Обратим внимание на едва ли не религиозного свойства остолбенение, напавшее на князя при виде женщины, из которой, еще не видя ее, он сотворил у себя в уме некое божество. Интересно, что и несколькими страницами ниже Рогожин, по не случайной, быть может, оговорке Достоевского, задает вопрос той же Настасье Филипповне как какому-нибудь божеству. Но годится ли она на роль божества? Или же в эту роль она входит, подчиняясь навязыванием ей ее со стороны Рогожина и Мышкина (а может быть, и автора). Читаем в одном месте: "князь при виде ее был поражен и ослеплен до того, что не мог выговорить ни слова. Настасья Филипповна заметила это с удовольствием". Так что же: не только буквально околдованный Настасьей Барашковой Рогожин, но и христоволюбивый князь Мышкин выступает как развратитель, а то и губитель ее души? К развитию этой мысли я вернусь немного позже, а покамест предложу вашему вниманию вариант судьбы этой вынужденно роковой женщины в трактовке вообще-то не очень проницательного в подобных материях Гани Иволгина. Но в своем высказывании, которое я сейчас процитирую, он как в воду глядит.

Читаем:

«Это страшно раздражительная, мнительная и самолюбивая женщина. Точно чином обойденный чиновник! Ей хотелось показать себя и всё свое пренебрежение к ним… ну, и ко мне; это правда, я не отрицаю…Вы и не подозреваете, на какие фокусы человеческое самолюбие способно: вот она считает меня подлецом, за то, что я ее, чужую любовницу, так откровенно за ее деньги беру, а и не знает, что иной бы ее еще подлее надул: пристал бы к ней и начал бы ей либерально-прогрессивные вещи рассыпать, да из женских равных вопросов вытаскивать, так она бы вся у него в игольное ушко как нитка прошла. Уверил бы самолюбивую дуру (и так легко!), что ее за “благородство сердца и за несчастья” только берет, а сам всё-таки на деньгах бы женился». Самое курьезное в этой характеристике то, что прогноз этот с абсолютной точностью сбывается в судьбе Аглаи, некоторые стороны характера которой несомненно соприкасаются с характером Настасьи Филипповны.
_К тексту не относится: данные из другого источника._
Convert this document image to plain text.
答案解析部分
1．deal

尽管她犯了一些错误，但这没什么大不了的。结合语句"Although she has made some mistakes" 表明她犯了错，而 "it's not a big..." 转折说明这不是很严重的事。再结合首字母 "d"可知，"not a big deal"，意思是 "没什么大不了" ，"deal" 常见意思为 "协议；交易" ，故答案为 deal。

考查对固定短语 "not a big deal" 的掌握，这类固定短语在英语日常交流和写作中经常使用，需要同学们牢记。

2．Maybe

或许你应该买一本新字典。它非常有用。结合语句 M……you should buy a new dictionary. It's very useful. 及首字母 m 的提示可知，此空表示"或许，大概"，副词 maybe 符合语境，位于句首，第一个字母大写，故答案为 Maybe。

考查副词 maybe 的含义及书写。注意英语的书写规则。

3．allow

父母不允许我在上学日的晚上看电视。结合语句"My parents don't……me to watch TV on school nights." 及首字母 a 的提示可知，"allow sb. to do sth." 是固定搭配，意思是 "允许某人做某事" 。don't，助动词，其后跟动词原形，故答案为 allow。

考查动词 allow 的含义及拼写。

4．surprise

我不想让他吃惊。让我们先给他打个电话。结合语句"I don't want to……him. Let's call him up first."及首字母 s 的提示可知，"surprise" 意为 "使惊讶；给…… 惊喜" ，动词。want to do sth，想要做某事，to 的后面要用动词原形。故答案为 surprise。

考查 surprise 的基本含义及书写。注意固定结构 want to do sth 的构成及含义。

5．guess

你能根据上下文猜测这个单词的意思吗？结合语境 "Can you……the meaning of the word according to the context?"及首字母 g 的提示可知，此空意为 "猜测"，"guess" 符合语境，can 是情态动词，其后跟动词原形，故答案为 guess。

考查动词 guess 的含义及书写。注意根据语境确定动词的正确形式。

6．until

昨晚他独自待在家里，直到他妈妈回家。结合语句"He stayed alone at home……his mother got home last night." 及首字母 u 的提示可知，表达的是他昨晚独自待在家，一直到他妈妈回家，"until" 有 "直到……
Зададим еще раз уже не раз ставящийся нами вопрос: за что, собственно, полюбил Мышкин эту истеричную женщину? За страдание, отвечает он сам. Но ведь Мари, к примеру, страдала не меньше, если не больше, но он ее, повторюсь, не полюбил так, как Настасью Филипповну. Значит, дело отнюдь не в страдании. Тогда, может быть, в красоте (тем более что фраза о ней, да еще и поруганной, довольно часто мелькает в романе). Мари была некрасива, красота Настасьи Филипповны вызывает почти единодушное восхищение окружающих, Мышкина, прежде всего. Я уже давал образчик его поведения при виде ее. Так что же, Достоевский в очередной раз пытается внушить нам избитую, добравшуюся даже до известного комедийного кинематографического персонажа мысль, что красота – это страшная сила, способная подчинять себе даже более волевых людей, нежели идиот-князь? Красоту некоторых людей еще весьма проницательные люди эпохи средневековья определяли термином красота дьявола, о чем следовало бы помнить как автору романа, так и его персонажам. Не из-за этого ли неосознания природы красоты героини разрушается и двоится структура романа и явным образом ослабляется христианская его мысль, так и не смогшая ни разу на его протяжении прозвучать в должной мере; сам же Достоевский признается, что та главная мысль, которую хотел вложить в свой роман, который он определяет как неудачный, прозвучало в десять раз слабее, чем должно было прозвучать.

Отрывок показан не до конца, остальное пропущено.